MEPs to urge headscarf rethink

MEPs to urge headscarf rethink

A cross party group of MEPs is calling on France to reverse a controversial ban on headscarves in schools.

Five MEPs will on Wednesday launch a “written declaration” in the European Parliament in Strasbourg urging Paris to overturn its ban on “conspicuous religious symbols” brought into force across French schools last year.

The deputies are arguing for the right to wear religious symbols - from headscarves to large Christian crosses -  a ban which they say infringes European human rights.

MEPs believe “This ban on the Christian cross, Jewish skullcap, Muslim hijab, and Sikh turban  to be an infringement of human rights, in particular Article 9 of the European Convention on Human Rights”, reads the declaration.
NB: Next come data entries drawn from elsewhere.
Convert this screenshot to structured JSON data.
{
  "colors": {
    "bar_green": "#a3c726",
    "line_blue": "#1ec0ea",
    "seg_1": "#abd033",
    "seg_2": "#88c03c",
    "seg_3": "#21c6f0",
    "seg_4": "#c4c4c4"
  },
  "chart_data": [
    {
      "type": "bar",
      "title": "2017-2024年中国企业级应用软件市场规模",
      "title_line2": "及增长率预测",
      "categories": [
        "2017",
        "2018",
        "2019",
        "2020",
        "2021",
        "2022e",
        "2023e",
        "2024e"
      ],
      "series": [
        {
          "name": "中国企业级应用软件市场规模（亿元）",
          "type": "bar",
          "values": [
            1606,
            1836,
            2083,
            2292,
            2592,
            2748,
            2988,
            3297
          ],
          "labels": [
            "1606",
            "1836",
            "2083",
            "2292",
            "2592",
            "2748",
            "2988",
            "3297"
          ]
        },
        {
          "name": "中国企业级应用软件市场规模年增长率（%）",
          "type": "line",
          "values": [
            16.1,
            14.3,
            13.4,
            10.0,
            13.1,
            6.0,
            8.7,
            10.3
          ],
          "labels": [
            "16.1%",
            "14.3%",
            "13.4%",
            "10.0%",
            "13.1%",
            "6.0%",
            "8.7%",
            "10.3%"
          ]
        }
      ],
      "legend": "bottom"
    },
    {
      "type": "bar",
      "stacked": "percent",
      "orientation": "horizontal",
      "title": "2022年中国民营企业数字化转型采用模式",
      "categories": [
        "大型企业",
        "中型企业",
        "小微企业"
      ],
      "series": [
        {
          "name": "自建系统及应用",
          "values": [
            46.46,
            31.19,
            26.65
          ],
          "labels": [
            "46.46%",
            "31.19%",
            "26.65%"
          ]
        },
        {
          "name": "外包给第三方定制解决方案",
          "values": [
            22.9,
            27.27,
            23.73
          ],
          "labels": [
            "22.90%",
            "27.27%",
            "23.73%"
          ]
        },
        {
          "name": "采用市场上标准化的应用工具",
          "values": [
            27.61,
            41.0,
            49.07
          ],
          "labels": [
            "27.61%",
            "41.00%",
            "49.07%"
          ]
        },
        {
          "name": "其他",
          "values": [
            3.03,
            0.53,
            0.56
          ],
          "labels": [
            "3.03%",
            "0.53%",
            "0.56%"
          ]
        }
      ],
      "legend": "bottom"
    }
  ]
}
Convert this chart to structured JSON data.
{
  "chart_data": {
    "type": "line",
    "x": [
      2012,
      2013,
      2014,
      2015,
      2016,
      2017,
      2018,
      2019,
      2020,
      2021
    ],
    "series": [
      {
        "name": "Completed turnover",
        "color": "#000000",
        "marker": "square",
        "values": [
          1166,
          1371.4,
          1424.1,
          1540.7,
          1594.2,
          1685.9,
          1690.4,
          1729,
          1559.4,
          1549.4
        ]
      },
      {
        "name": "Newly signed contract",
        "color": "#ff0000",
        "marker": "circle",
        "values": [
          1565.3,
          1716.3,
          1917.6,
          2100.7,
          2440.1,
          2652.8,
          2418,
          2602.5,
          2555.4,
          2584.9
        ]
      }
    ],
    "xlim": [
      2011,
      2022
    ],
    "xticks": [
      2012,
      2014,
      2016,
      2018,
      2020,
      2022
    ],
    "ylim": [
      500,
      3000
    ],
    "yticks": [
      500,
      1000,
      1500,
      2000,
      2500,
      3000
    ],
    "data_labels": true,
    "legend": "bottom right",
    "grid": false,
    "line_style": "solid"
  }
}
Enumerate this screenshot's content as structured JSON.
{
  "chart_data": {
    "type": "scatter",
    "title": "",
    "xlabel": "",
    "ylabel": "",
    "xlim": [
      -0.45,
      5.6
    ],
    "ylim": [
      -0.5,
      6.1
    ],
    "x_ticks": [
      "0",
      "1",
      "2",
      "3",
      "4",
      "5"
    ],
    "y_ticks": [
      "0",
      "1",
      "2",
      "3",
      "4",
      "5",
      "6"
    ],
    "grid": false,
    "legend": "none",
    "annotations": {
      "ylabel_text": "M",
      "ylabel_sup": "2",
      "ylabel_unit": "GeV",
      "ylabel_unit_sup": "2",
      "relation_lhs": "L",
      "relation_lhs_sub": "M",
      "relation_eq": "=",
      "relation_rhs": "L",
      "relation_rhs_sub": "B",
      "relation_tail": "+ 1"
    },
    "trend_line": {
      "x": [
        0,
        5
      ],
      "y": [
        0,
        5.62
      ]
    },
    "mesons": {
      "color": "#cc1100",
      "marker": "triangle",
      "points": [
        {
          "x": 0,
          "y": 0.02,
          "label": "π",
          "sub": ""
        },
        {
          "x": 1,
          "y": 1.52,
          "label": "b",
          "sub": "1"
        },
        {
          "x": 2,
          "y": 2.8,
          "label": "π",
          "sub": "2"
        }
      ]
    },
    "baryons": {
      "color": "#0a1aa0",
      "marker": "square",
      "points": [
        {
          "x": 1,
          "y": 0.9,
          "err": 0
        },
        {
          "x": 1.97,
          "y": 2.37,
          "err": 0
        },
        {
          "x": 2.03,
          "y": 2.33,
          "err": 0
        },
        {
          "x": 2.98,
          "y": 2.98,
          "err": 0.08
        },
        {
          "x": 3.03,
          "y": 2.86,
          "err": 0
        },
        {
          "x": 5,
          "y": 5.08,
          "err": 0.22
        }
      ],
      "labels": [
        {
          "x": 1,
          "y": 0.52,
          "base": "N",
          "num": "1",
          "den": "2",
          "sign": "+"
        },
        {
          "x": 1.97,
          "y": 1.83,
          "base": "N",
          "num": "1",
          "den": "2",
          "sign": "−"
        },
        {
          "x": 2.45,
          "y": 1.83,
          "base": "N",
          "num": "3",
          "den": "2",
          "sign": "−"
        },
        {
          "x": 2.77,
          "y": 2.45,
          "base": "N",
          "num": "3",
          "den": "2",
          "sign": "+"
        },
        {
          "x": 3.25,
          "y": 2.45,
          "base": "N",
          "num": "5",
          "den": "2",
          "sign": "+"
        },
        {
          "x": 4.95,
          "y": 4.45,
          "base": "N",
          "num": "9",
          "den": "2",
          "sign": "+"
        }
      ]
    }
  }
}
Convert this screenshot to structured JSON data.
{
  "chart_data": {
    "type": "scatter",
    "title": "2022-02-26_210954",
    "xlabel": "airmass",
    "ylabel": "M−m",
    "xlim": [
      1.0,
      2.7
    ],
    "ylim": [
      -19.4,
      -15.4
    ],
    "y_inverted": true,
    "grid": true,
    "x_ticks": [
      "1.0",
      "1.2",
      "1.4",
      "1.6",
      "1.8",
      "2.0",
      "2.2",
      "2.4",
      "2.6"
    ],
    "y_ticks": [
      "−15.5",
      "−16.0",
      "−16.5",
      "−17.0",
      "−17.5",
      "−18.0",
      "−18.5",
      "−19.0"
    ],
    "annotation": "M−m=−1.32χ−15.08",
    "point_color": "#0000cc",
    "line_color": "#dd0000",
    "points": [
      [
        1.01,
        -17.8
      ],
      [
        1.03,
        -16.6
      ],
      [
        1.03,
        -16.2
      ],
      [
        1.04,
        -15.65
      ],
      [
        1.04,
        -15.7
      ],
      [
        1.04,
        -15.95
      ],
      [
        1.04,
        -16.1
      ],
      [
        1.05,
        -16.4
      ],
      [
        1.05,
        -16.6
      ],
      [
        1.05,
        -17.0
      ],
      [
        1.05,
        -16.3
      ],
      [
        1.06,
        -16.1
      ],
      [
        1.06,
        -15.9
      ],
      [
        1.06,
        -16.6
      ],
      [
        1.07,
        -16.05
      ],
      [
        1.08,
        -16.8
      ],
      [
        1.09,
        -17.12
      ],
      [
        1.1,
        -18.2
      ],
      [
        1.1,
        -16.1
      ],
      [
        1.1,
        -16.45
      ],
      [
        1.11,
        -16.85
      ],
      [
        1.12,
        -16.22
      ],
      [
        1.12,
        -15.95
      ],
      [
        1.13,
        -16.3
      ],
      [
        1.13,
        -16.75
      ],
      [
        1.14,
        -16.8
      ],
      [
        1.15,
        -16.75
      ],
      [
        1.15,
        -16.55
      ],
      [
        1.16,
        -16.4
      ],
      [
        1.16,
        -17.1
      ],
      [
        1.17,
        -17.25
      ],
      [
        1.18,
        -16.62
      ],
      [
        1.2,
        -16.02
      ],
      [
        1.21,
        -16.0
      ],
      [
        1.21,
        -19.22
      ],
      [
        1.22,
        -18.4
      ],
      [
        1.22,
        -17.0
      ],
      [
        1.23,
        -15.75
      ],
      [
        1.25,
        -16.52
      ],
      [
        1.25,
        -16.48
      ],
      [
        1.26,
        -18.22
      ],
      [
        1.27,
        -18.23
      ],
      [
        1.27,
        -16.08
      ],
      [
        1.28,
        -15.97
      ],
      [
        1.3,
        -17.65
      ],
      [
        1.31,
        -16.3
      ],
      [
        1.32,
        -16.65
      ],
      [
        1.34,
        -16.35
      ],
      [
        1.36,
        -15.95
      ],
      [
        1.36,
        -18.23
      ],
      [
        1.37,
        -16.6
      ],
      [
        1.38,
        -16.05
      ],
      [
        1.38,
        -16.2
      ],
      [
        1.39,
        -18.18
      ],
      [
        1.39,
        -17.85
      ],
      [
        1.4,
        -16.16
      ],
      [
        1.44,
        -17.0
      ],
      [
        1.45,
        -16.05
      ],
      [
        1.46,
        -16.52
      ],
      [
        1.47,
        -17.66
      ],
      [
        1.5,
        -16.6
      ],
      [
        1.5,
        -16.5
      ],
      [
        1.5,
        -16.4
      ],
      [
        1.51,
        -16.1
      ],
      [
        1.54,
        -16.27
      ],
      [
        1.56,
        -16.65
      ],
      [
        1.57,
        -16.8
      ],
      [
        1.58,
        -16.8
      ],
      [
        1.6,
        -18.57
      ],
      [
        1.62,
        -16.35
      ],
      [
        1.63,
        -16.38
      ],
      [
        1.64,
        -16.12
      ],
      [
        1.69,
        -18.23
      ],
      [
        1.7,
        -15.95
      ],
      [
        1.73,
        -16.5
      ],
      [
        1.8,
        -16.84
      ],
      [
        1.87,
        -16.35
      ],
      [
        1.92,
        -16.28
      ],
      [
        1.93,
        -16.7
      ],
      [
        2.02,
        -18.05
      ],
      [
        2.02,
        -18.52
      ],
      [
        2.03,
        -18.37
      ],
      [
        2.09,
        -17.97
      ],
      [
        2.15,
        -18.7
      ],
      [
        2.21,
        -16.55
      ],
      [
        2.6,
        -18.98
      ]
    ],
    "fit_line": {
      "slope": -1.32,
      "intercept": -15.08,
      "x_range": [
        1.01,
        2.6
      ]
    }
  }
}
"Blanket national bans like the French one instituted in the name of secularism may be well-intentioned, but they fail to acknowledge individual identity and the diversity of Europe's population. It would be unhelpful if similar action spread across the EU," said ALDE MEP Baroness Ludford.

"The whole EU is debating how to promote integration, but as a Liberal Democrat I am clear that forced assimilation is not the answer."

The declaration is signed by French MEP Alain Lipietz, and his UK colleagues Caroline Lucas, Philip Bushill-Matthews, Baroness Sarah Ludford and Claude Moraes.

It needs the signatories of at least 367 MEPs within three months if it is to become a resolution debated at the full European Parliament.